Autran made the jump to professional theater during the late 1940s. He performed in his first professional play in 1949. This led him to further roles in stage, screen and television. Throughout his long career, Autran appeared in more than 90 stage productions, six telenovelas and nine films. He had one of his most acclaimed film roles in Glauber Rocha's Entranced Earth (Terra em Transe), in 1967.

On stage, Autran frequently acted in Portuguese translations of major plays from all literatures. Among the important roles he did were Shakespeare's King Lear, Galileo Galilei in Bertolt Brecht's eponymous play, and Molière's Harpagon in The Miser, his last stage role.

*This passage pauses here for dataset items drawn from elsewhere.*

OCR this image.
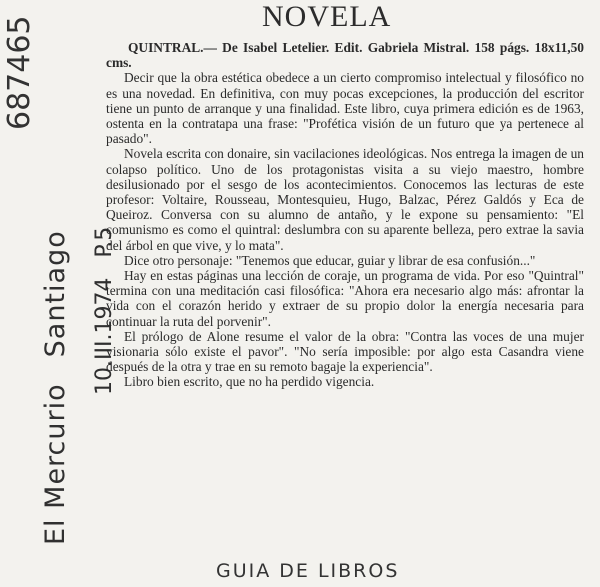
687465
El MercurioSantiago 10.III.1974P.5
NOVELA

QUINTRAL.— De Isabel Letelier. Edit. Gabriela Mistral. 158 págs. 18x11,50 cms.

Decir que la obra estética obedece a un cierto compromiso intelectual y filosófico no es una novedad. En definitiva, con muy pocas excepciones, la producción del escritor tiene un punto de arranque y una finalidad. Este libro, cuya primera edición es de 1963, ostenta en la contratapa una frase: "Profética visión de un futuro que ya pertenece al pasado".

Novela escrita con donaire, sin vacilaciones ideológicas. Nos entrega la imagen de un colapso político. Uno de los protagonistas visita a su viejo maestro, hombre desilusionado por el sesgo de los acontecimientos. Conocemos las lecturas de este profesor: Voltaire, Rousseau, Montesquieu, Hugo, Balzac, Pérez Galdós y Eca de Queiroz. Conversa con su alumno de antaño, y le expone su pensamiento: "El comunismo es como el quintral: deslumbra con su aparente belleza, pero extrae la savia del árbol en que vive, y lo mata".

Dice otro personaje: "Tenemos que educar, guiar y librar de esa confusión..."

Hay en estas páginas una lección de coraje, un programa de vida. Por eso "Quintral" termina con una meditación casi filosófica: "Ahora era necesario algo más: afrontar la vida con el corazón herido y extraer de su propio dolor la energía necesaria para continuar la ruta del porvenir".

El prólogo de Alone resume el valor de la obra: "Contra las voces de una mujer visionaria sólo existe el pavor". "No sería imposible: por algo esta Casandra viene después de la otra y trae en su remoto bagaje la experiencia".

Libro bien escrito, que no ha perdido vigencia.

GUIA DE LIBROS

Autran became known as a character actor later in his theater career, often playing the role of an elderly grandfather or a father figure.

Autran's final film was The Year My Parents Went on Vacation (O Ano em Que Meus Pais Saíram de Férias), released in 2006. He played Mótel, the grandfather of Mauro in the film, which was submitted as Brazil's entry for best foreign film at the Academy Awards in early 2008.

Autran died of lung cancer on October 12, 2007, at Sírio-Libanês Hospital in São Paulo.